Re: UPDATE on two large datasets is very slow

Steve Gerhardt <ocean@xxxxxxxxxxxxxxxxx> · Tue, 03 Apr 2007 16:06:06 -0700

Tom Lane wrote:

You're focusing on the wrong thing --- there's nothing wrong with the plan.
It's only taking 9 seconds to perform the merge join.  The other 183
seconds are going somewhere else; you need to find out where.

One thing that came to mind was triggers, which would be shown in the
EXPLAIN results if you are using a sufficiently recent version of PG
(but you didn't say what you're using) ... however if this is a straight
port of MySQL code it's pretty unlikely to have either custom triggers
or foreign keys, so that is most likely the wrong guess.  It may just be
that it takes that long to update 26917 rows, which would suggest a
configuration problem to me.

Any suggestions for finding out where all the time is being spent? I'm 
running 8.2.0 by the way, bit boneheaded of me to not mention that in 
the original message, but I'm planning on upgrading to 8.2.3 soon. I 
don't have any triggers or other procedures set up that would interrupt 
this, which is why I'm really confused as to the enormous runtime. I 
agree that the merge join only takes 9 seconds, but it looks to me like 
the 183 seconds are spent sequential scanning both tables, then sorting 
the results, which I imagine would be necessary for the merge join to 
take place. Sadly, I'm not familiar enough with the internals to know if 
this is the case or not.

shared_buffers, wal_buffers, and checkpoint_segments seem like things
you might need to increase.

I'll try modifying those and report back with what kind of performance 
increases I can get.

Another problem with this approach is that it's not going to take long
before the table is bloated beyond belief, if it's not vacuumed
regularly.  Do you have autovacuum turned on?

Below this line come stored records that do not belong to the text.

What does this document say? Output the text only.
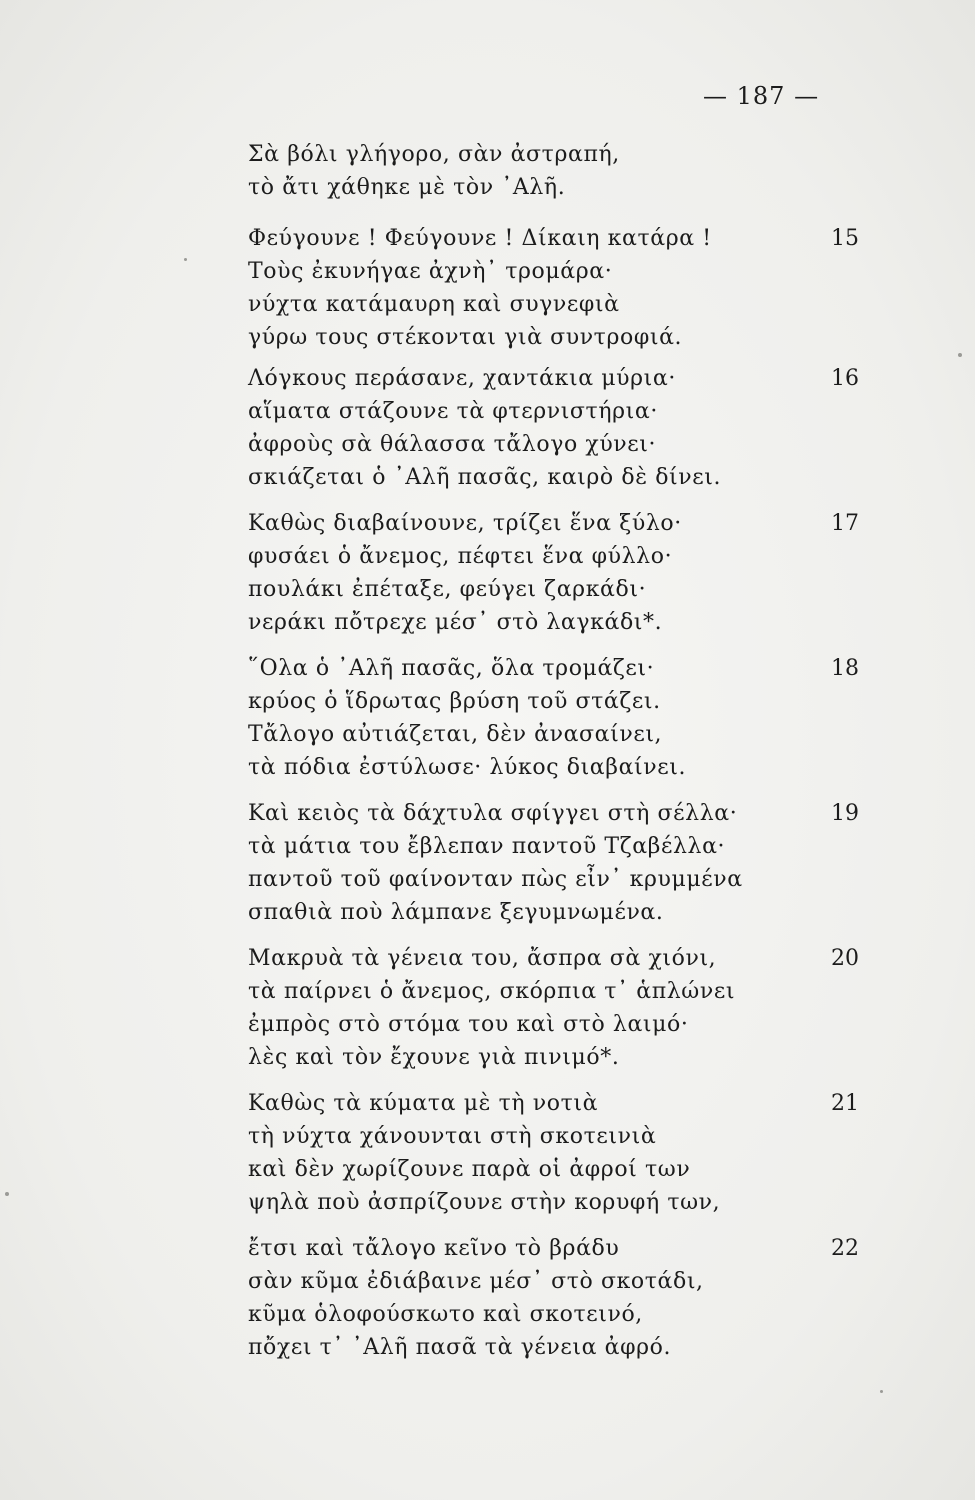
— 187 —
Σὰ βόλι γλήγορο, σὰν ἀστραπή,
τὸ ἄτι χάθηκε μὲ τὸν ᾽Αλῆ.
15
Φεύγουνε ! Φεύγουνε ! Δίκαιη κατάρα !
Τοὺς ἐκυνήγαε ἀχνὴ᾽ τρομάρα·
νύχτα κατάμαυρη καὶ συγνεφιὰ
γύρω τους στέκονται γιὰ συντροφιά.
16
Λόγκους περάσανε, χαντάκια μύρια·
αἵματα στάζουνε τὰ φτερνιστήρια·
ἀφροὺς σὰ θάλασσα τἄλογο χύνει·
σκιάζεται ὁ ᾽Αλῆ πασᾶς, καιρὸ δὲ δίνει.
17
Καθὼς διαβαίνουνε, τρίζει ἕνα ξύλο·
φυσάει ὁ ἄνεμος, πέφτει ἕνα φύλλο·
πουλάκι ἐπέταξε, φεύγει ζαρκάδι·
νεράκι πὄτρεχε μέσ᾽ στὸ λαγκάδι*.
18
῞Ολα ὁ ᾽Αλῆ πασᾶς, ὅλα τρομάζει·
κρύος ὁ ἵδρωτας βρύση τοῦ στάζει.
Τἄλογο αὐτιάζεται, δὲν ἀνασαίνει,
τὰ πόδια ἐστύλωσε· λύκος διαβαίνει.
19
Καὶ κειὸς τὰ δάχτυλα σφίγγει στὴ σέλλα·
τὰ μάτια του ἔβλεπαν παντοῦ Τζαβέλλα·
παντοῦ τοῦ φαίνονταν πὼς εἶν᾽ κρυμμένα
σπαθιὰ ποὺ λάμπανε ξεγυμνωμένα.
20
Μακρυὰ τὰ γένεια του, ἄσπρα σὰ χιόνι,
τὰ παίρνει ὁ ἄνεμος, σκόρπια τ᾽ ἁπλώνει
ἐμπρὸς στὸ στόμα του καὶ στὸ λαιμό·
λὲς καὶ τὸν ἔχουνε γιὰ πινιμό*.
21
Καθὼς τὰ κύματα μὲ τὴ νοτιὰ
τὴ νύχτα χάνουνται στὴ σκοτεινιὰ
καὶ δὲν χωρίζουνε παρὰ οἱ ἀφροί των
ψηλὰ ποὺ ἀσπρίζουνε στὴν κορυφή των,
22
ἔτσι καὶ τἄλογο κεῖνο τὸ βράδυ
σὰν κῦμα ἐδιάβαινε μέσ᾽ στὸ σκοτάδι,
κῦμα ὁλοφούσκωτο καὶ σκοτεινό,
πὄχει τ᾽ ᾽Αλῆ πασᾶ τὰ γένεια ἀφρό.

Does the tracker tend to send a lot of null updates (no real change to
the rows)?  If so it'd be worth complicating the query to check for
no-change and avoid the update for unchanged rows.

The tracker is set up to run a VACUUM ANALYZE after each commit; I 
neglected to mention that. From the testing I've done, it seems like 
performance is more or less the same whether the table has been vacuumed 
recently. Also, the tracker specifically ignores null updates where no 
data is changed to cut down on the size of the data being sent.

Also, if you don't mind answering, I've been pretty puzzled why the two 
stored procedures are substantially slower than the original method, 
since the "concept" in my head seems like they would be a lot more 
simple. Am I missing something huge with the way Postgres works?

			regards, tom lane

Thanks for the help, Tom.

Steve Gerhardt